Im Februar 1945 begannen die Verschleppungen der Oberschlesier in die Sowjetunion

Geschichten von vor  77 Jahren

Seit 2015 gibt es in Radzionkau/Radzionków das Zentrum für Dokumentation der Deportationen der Oberschlesier in die UdSSR.

Diese im Beisein des damaligen polnischen Staatspräsidenten Bronisław Komorowski eröffnete Einrichtung verbindet unter einem Dach gleich zwei Funktionen. Zum einen – wie ihr Name schon ankündigt – beschäftigt sie sich mit der Dokumentation dieses eines der tragischsten Kapitels der regionalen Geschichte. Zum anderen beherbergt sie auch ein modernes Museum.

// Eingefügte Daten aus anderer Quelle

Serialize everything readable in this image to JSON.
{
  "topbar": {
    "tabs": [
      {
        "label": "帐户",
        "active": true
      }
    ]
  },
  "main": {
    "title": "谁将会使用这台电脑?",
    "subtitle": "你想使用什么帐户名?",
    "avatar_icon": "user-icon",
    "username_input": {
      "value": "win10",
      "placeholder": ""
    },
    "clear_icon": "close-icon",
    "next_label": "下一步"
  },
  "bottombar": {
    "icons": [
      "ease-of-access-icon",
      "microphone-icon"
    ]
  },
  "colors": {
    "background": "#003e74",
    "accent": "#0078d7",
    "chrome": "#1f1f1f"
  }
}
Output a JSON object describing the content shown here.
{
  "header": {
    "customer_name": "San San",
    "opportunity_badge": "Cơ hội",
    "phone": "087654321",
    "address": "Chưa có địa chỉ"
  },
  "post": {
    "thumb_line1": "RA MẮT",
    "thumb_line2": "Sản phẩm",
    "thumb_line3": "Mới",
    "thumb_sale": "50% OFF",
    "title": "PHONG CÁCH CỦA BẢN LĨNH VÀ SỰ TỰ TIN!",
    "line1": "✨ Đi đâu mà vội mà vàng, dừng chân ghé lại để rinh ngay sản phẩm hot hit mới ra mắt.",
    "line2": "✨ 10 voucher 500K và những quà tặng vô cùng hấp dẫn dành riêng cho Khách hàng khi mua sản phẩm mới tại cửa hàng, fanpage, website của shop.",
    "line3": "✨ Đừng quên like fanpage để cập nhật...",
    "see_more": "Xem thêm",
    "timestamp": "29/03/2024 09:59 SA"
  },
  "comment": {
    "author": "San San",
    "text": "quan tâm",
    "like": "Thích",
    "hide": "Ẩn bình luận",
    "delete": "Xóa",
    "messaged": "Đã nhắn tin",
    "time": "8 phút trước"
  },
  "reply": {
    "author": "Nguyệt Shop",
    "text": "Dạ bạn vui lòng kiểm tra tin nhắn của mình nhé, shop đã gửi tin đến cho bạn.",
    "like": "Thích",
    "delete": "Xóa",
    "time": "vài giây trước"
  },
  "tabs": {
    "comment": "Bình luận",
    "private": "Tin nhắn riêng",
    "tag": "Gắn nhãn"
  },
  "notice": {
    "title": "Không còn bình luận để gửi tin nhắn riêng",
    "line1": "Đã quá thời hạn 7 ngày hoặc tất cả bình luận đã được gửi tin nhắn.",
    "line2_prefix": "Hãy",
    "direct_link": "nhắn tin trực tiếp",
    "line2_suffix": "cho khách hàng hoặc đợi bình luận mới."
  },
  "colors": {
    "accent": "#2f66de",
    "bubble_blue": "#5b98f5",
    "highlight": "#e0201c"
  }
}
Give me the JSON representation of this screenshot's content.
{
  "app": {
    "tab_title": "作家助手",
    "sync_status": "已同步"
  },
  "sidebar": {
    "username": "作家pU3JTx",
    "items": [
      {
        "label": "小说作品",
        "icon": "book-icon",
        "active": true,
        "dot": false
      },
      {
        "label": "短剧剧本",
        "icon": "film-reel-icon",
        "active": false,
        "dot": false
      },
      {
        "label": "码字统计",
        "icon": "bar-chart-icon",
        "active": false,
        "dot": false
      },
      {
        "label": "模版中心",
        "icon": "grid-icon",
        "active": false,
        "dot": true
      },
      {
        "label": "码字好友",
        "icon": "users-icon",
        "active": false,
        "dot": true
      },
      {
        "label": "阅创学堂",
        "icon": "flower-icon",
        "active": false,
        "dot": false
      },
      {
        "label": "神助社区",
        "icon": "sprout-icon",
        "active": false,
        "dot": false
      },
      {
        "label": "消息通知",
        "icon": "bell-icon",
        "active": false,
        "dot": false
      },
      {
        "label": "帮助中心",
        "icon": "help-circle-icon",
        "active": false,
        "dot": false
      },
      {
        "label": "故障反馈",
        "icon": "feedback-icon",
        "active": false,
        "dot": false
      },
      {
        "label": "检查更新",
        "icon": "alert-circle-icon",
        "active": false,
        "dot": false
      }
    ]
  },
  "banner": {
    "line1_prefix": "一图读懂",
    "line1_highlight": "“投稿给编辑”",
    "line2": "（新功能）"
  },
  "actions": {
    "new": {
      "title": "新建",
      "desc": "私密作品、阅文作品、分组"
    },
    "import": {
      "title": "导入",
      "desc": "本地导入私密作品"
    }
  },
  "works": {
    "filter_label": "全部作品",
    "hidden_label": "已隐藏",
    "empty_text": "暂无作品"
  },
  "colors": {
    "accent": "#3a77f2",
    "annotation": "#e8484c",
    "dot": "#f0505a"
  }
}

Das Zentrum sammelt Dokumente und Gegenstände, die mit den Deportationen von 1945 und der Zwangsarbeit der Oberschlesier in der Sowjetunion zusammenhängen. Überdies verfügt es über in verschiedenen Formen festgehaltene Erinnerungen von Überlebenden und Zeitzeugen. Die Einrichtung besitzt eine große Sammlung von Briefen, die die Verschleppten aus der UdSSR an ihre Angehörigen schickten, sowie Tagebüchern und nicht zuletzt auch anderen schriftlichen Materialien, die zwar später entstanden, aber den Alltag der Menschen schildern, die in Stalins Reich Sklavenarbeit leisten mussten.

Ehemaliger Bahnhof Radzionkau. Quelle: www.fotopolska.eu, Piotr Brzezina.

Die multimediale Ausstellung ist nicht allzu groß, aber äußerst durchdacht und nicht nur für Nachkommen der Verschleppten emotional. In interessant gestalteten Räumen zeigt sie ausgewählte originale Unterlagen und Gegenstände und erzählt in Wort und Bild vom Schicksal deportierter Oberschlesier und ihrer Angehörigen. Einen wichtigen Teil bilden Aussagen von Überlebenden und ihren Nachkommen, die als Tonmaterial, Video und in schriftlicher Form präsentiert werden.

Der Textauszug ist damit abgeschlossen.